Woman with curly red hair smiling and wearing glasses.
August 11, 2025
By Kate Alfieri

We are pleased to announce that the department has named Danielle Williamson, MD, PhD, as a Severinghaus Assistant Professor for academic years 2025-2027. Named for the late John Severinghaus, MD, this title honors Assistant Professors in the department whose research shows exciting promise and relevance to problems in human medicine.

Our newest Severinghaus Assistant Professor, Dr. Danielle Williamson, joined the department as a Critical Care Scholar resident in 2018. She pursued post-residency research training as an NIH T32 research fellow under the mentorship of Drs. Jeffrey Sall and Roland Bainton. Danielle joined the faculty in 2024 and continues her research as a member of the department’s Pathway to Scientific Independence (PSI). Her research focuses on developing ways to better study and understand rapid physiologic changes that occur in response to acute stressors, such as those encountered during critical illness and in the perioperative period. She is currently exploring the role of platelets as sentinels of homeostasis, with a particular focus on organ crosstalk in critical illness.
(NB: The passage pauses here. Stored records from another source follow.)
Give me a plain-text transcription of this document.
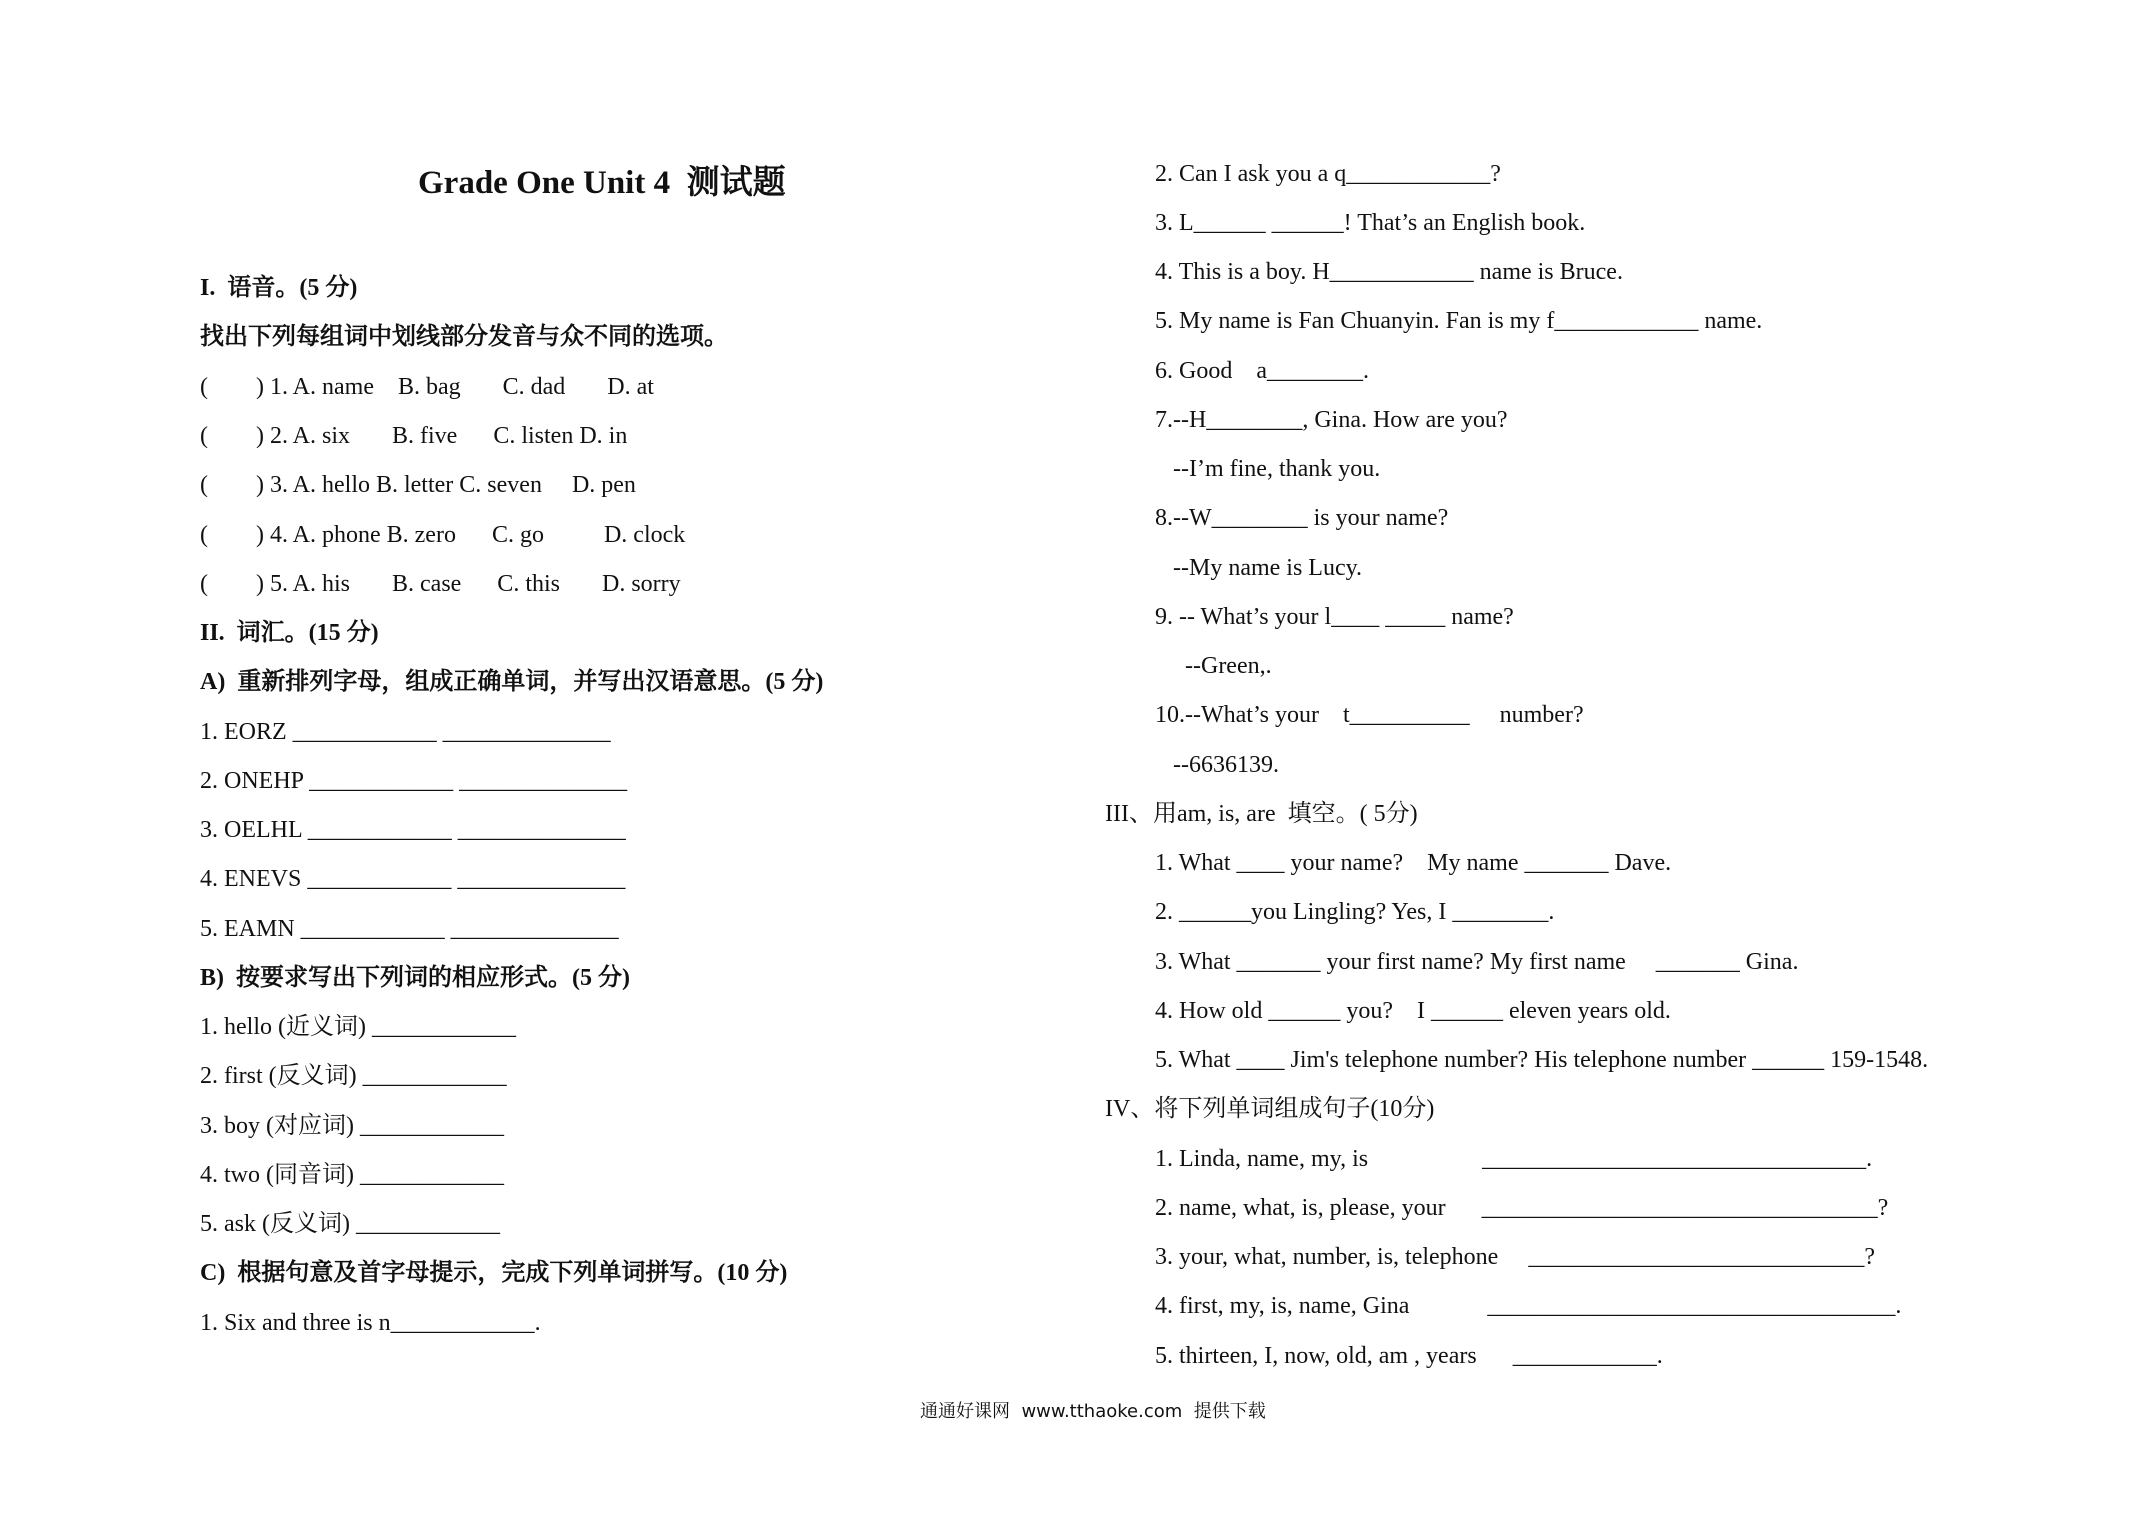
Grade One Unit 4  测试题
I.  语音。(5 分)
找出下列每组词中划线部分发音与众不同的选项。
(        ) 1. A. name    B. bag       C. dad       D. at
(        ) 2. A. six       B. five      C. listen D. in
(        ) 3. A. hello B. letter C. seven     D. pen
(        ) 4. A. phone B. zero      C. go          D. clock
(        ) 5. A. his       B. case      C. this       D. sorry
II.  词汇。(15 分)
A)  重新排列字母，组成正确单词，并写出汉语意思。(5 分)
1. EORZ ____________ ______________
2. ONEHP ____________ ______________
3. OELHL ____________ ______________
4. ENEVS ____________ ______________
5. EAMN ____________ ______________
B)  按要求写出下列词的相应形式。(5 分)
1. hello (近义词) ____________
2. first (反义词) ____________
3. boy (对应词) ____________
4. two (同音词) ____________
5. ask (反义词) ____________
C)  根据句意及首字母提示，完成下列单词拼写。(10 分)
1. Six and three is n____________.
2. Can I ask you a q____________?
3. L______ ______! That’s an English book.
4. This is a boy. H____________ name is Bruce.
5. My name is Fan Chuanyin. Fan is my f____________ name.
6. Good    a________.
7.--H________, Gina. How are you?
--I’m fine, thank you.
8.--W________ is your name?
--My name is Lucy.
9. -- What’s your l____ _____ name?
--Green,.
10.--What’s your    t__________     number?
--6636139.
III、用am, is, are  填空。( 5分)
1. What ____ your name?    My name _______ Dave.
2. ______you Lingling? Yes, I ________.
3. What _______ your first name? My first name     _______ Gina.
4. How old ______ you?    I ______ eleven years old.
5. What ____ Jim's telephone number? His telephone number ______ 159-1548.
IV、将下列单词组成句子(10分)
1. Linda, name, my, is                   ________________________________.
2. name, what, is, please, your      _________________________________?
3. your, what, number, is, telephone     ____________________________?
4. first, my, is, name, Gina             __________________________________.
5. thirteen, I, now, old, am , years      ____________.
通通好课网  www.tthaoke.com  提供下载
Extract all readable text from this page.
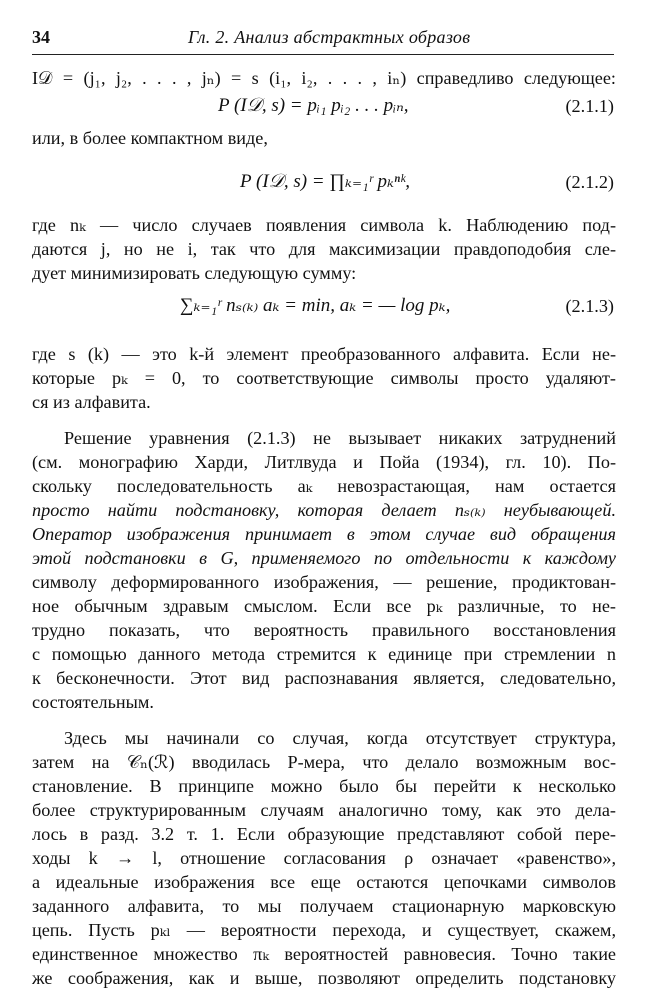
34	Гл. 2. Анализ абстрактных образов
I𝒟 = (j₁, j₂, . . . , jₙ) = s (i₁, i₂, . . . , iₙ) справедливо следующее:
P (I𝒟, s) = pᵢ₁ pᵢ₂ . . . pᵢₙ,	(2.1.1)
или, в более компактном виде,
P (I𝒟, s) = ∏ₖ₌₁ʳ pₖⁿᵏ,	(2.1.2)
где nₖ — число случаев появления символа k. Наблюдению под-
даются j, но не i, так что для максимизации правдоподобия сле-
дует минимизировать следующую сумму:
∑ₖ₌₁ʳ nₛ₍ₖ₎ aₖ = min, aₖ = — log pₖ,	(2.1.3)
где s (k) — это k-й элемент преобразованного алфавита. Если не-
которые pₖ = 0, то соответствующие символы просто удаляют-
ся из алфавита.
Решение уравнения (2.1.3) не вызывает никаких затруднений
(см. монографию Харди, Литлвуда и Пойа (1934), гл. 10). По-
скольку последовательность aₖ невозрастающая, нам остается
просто найти подстановку, которая делает nₛ₍ₖ₎ неубывающей.
Оператор изображения принимает в этом случае вид обращения
этой подстановки в G, применяемого по отдельности к каждому
символу деформированного изображения, — решение, продиктован-
ное обычным здравым смыслом. Если все pₖ различные, то не-
трудно показать, что вероятность правильного восстановления
с помощью данного метода стремится к единице при стремлении n
к бесконечности. Этот вид распознавания является, следовательно,
состоятельным.
Здесь мы начинали со случая, когда отсутствует структура,
затем на 𝒞ₙ(ℛ) вводилась P-мера, что делало возможным вос-
становление. В принципе можно было бы перейти к несколько
более структурированным случаям аналогично тому, как это дела-
лось в разд. 3.2 т. 1. Если образующие представляют собой пере-
ходы k → l, отношение согласования ρ означает «равенство»,
а идеальные изображения все еще остаются цепочками символов
заданного алфавита, то мы получаем стационарную марковскую
цепь. Пусть pₖₗ — вероятности перехода, и существует, скажем,
единственное множество πₖ вероятностей равновесия. Точно такие
же соображения, как и выше, позволяют определить подстановку
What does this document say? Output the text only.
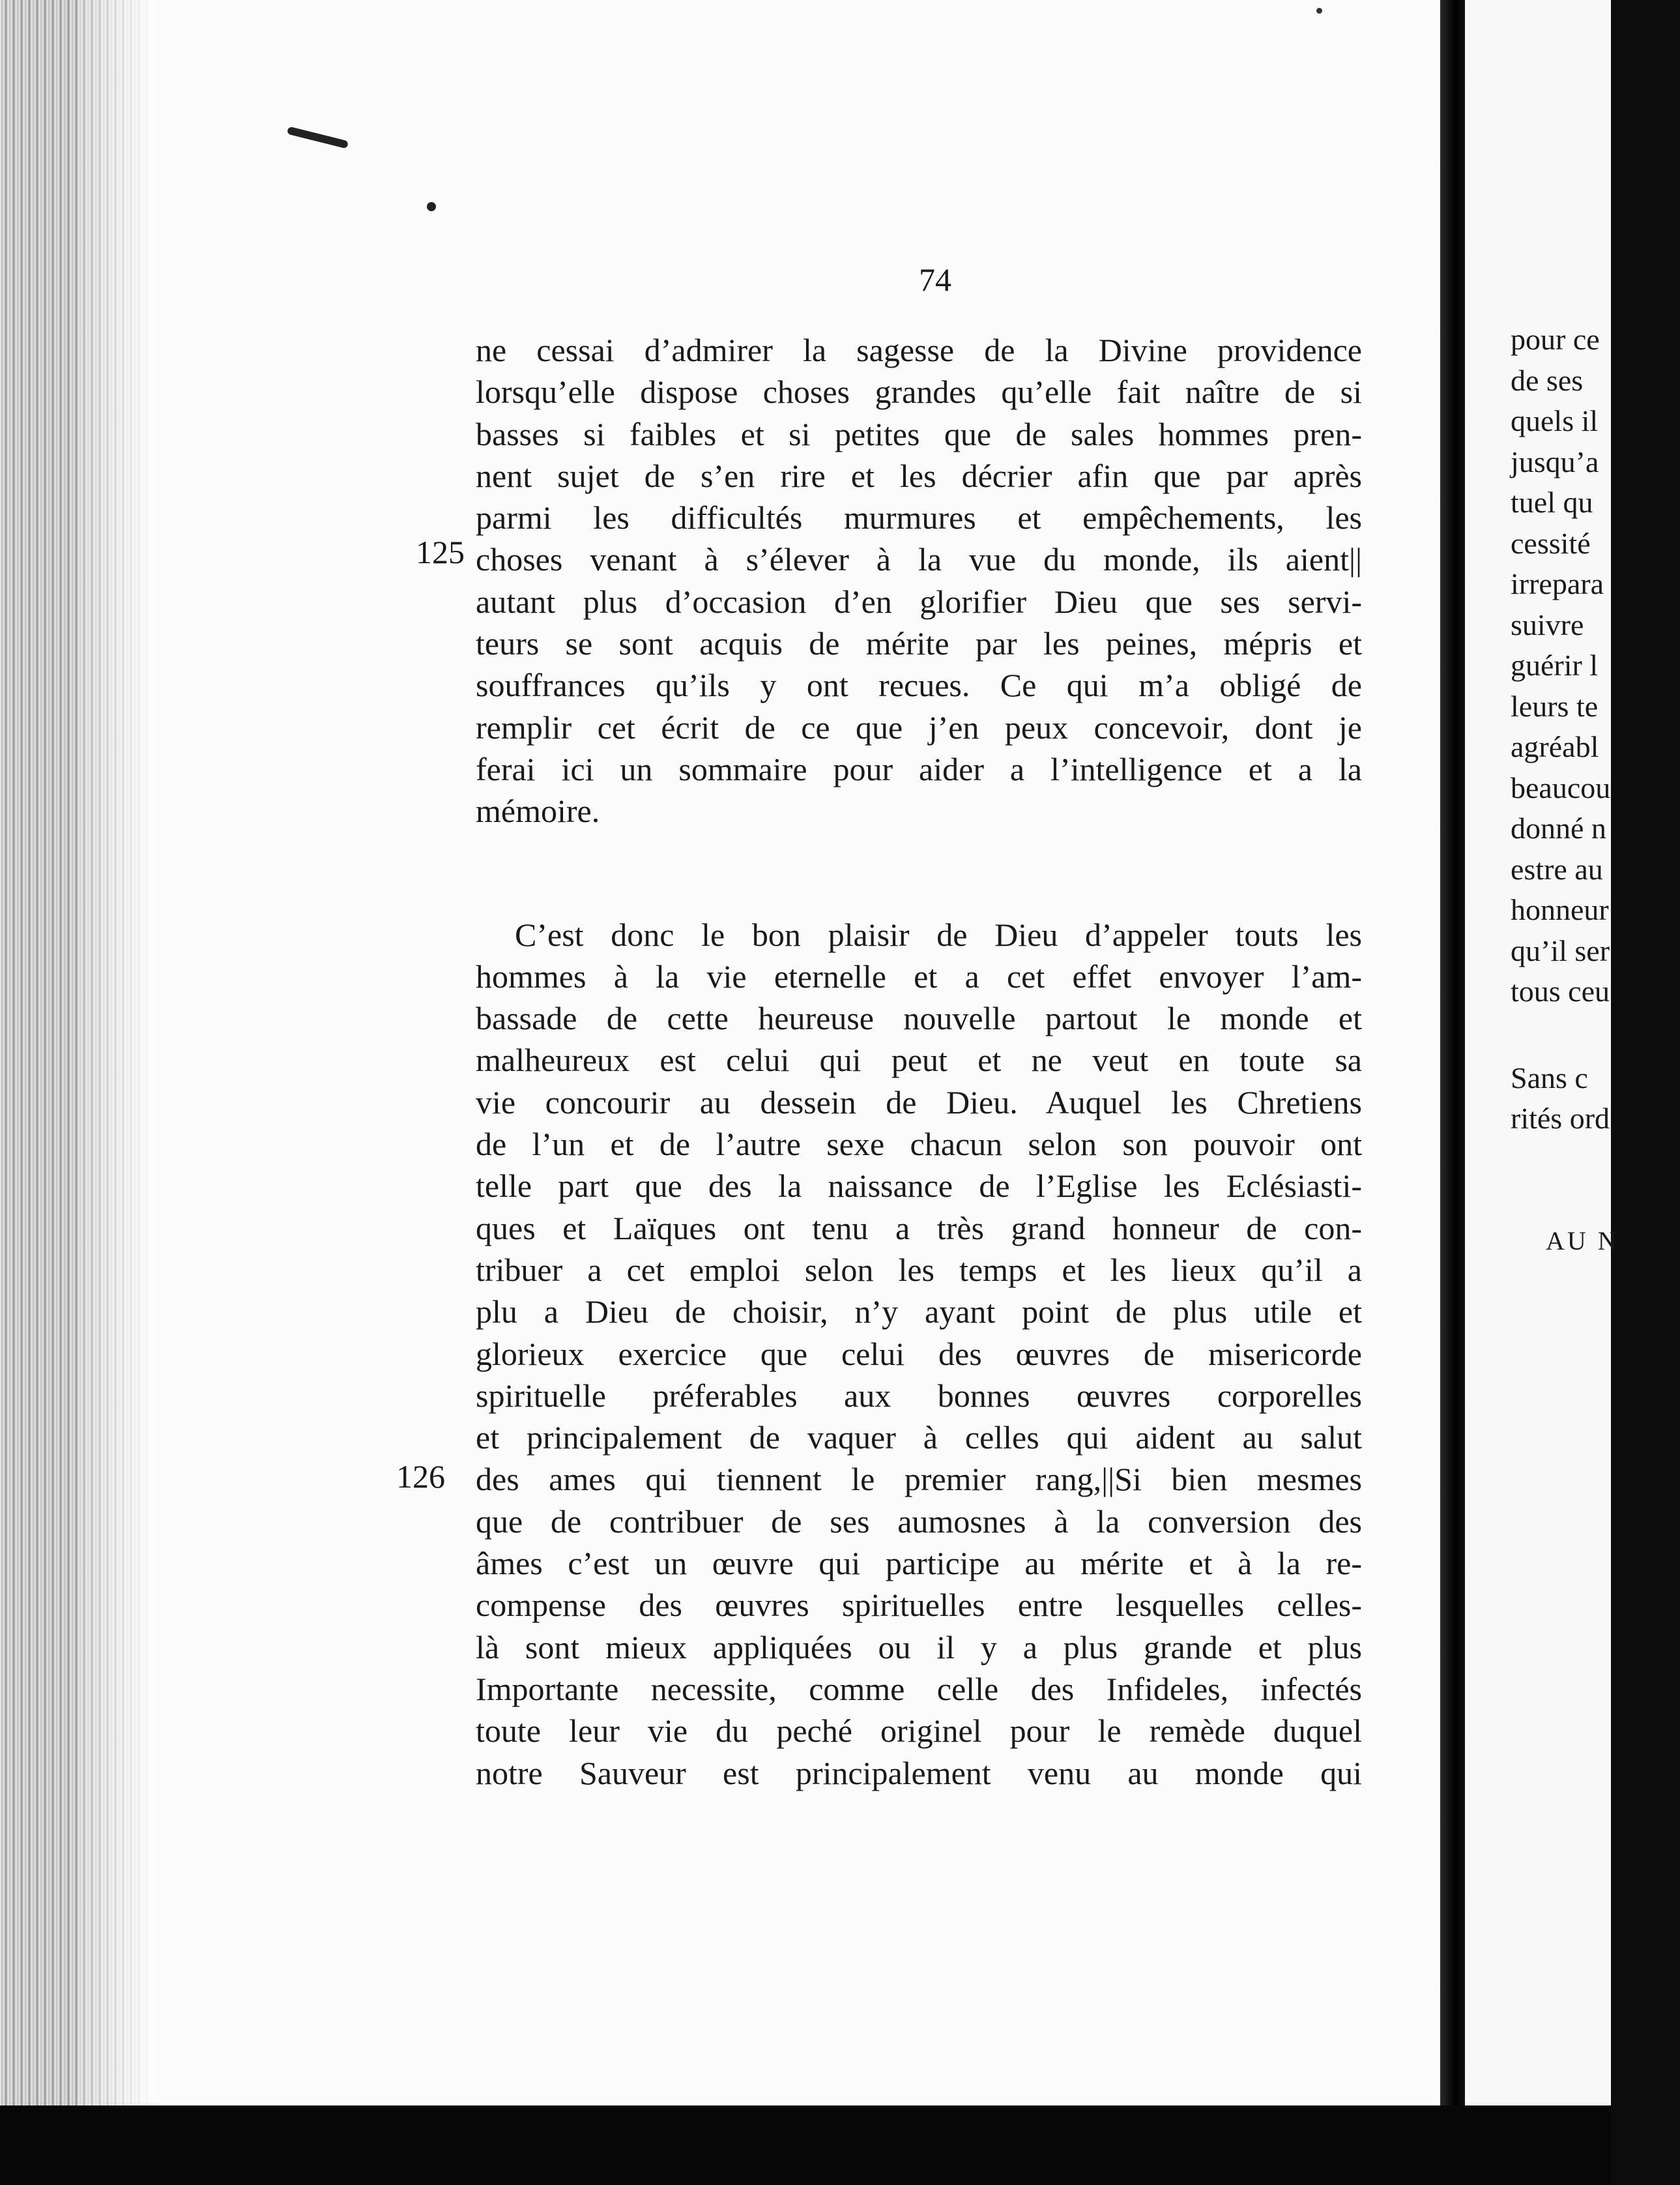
74
125
126
ne cessai d’admirer la sagesse de la Divine providence
lorsqu’elle dispose choses grandes qu’elle fait naître de si
basses si faibles et si petites que de sales hommes pren-
nent sujet de s’en rire et les décrier afin que par après
parmi les difficultés murmures et empêchements, les
choses venant à s’élever à la vue du monde, ils aient||
autant plus d’occasion d’en glorifier Dieu que ses servi-
teurs se sont acquis de mérite par les peines, mépris et
souffrances qu’ils y ont recues. Ce qui m’a obligé de
remplir cet écrit de ce que j’en peux concevoir, dont je
ferai ici un sommaire pour aider a l’intelligence et a la
mémoire.
C’est donc le bon plaisir de Dieu d’appeler touts les
hommes à la vie eternelle et a cet effet envoyer l’am-
bassade de cette heureuse nouvelle partout le monde et
malheureux est celui qui peut et ne veut en toute sa
vie concourir au dessein de Dieu. Auquel les Chretiens
de l’un et de l’autre sexe chacun selon son pouvoir ont
telle part que des la naissance de l’Eglise les Eclésiasti-
ques et Laïques ont tenu a très grand honneur de con-
tribuer a cet emploi selon les temps et les lieux qu’il a
plu a Dieu de choisir, n’y ayant point de plus utile et
glorieux exercice que celui des œuvres de misericorde
spirituelle préferables aux bonnes œuvres corporelles
et principalement de vaquer à celles qui aident au salut
des ames qui tiennent le premier rang,||Si bien mesmes
que de contribuer de ses aumosnes à la conversion des
âmes c’est un œuvre qui participe au mérite et à la re-
compense des œuvres spirituelles entre lesquelles celles-
là sont mieux appliquées ou il y a plus grande et plus
Importante necessite, comme celle des Infideles, infectés
toute leur vie du peché originel pour le remède duquel
notre Sauveur est principalement venu au monde qui
pour ce
de ses
quels il
jusqu’a
tuel qu
cessité
irrepara
suivre
guérir l
leurs te
agréabl
beaucou
donné n
estre au
honneur
qu’il ser
tous ceu
Sans c
rités ord
AU N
John Severinghaus, Pioneer of Anesthesia and Medicine

As one of our first recruits and longest standing faculty members, Dr. John W. Severinghaus had an enormous impact on the UCSF Department of Anesthesia and Perioperative Care. Originally a physicist, the man his friend Ted Eger called a “master tinkerer” was behind some of the most significant advances in anesthesiology and medicine, including the invention of the first 3-function blood gas analysis machine, a system for mass spectrometry in the OR, and critical discoveries about the mysteries of acclimatization. His lab was a virtual petri dish for leading researchers and important research, where Robert Mitchell and Hans Loeschke made their discovery of the medullary area that regulates blood PCO2, keeping spinal fluid pH constant, and where, at Dr. Severinghaus’ behest, Ted Eger developed the concept for minimum alveolar concentration, or “MAC.”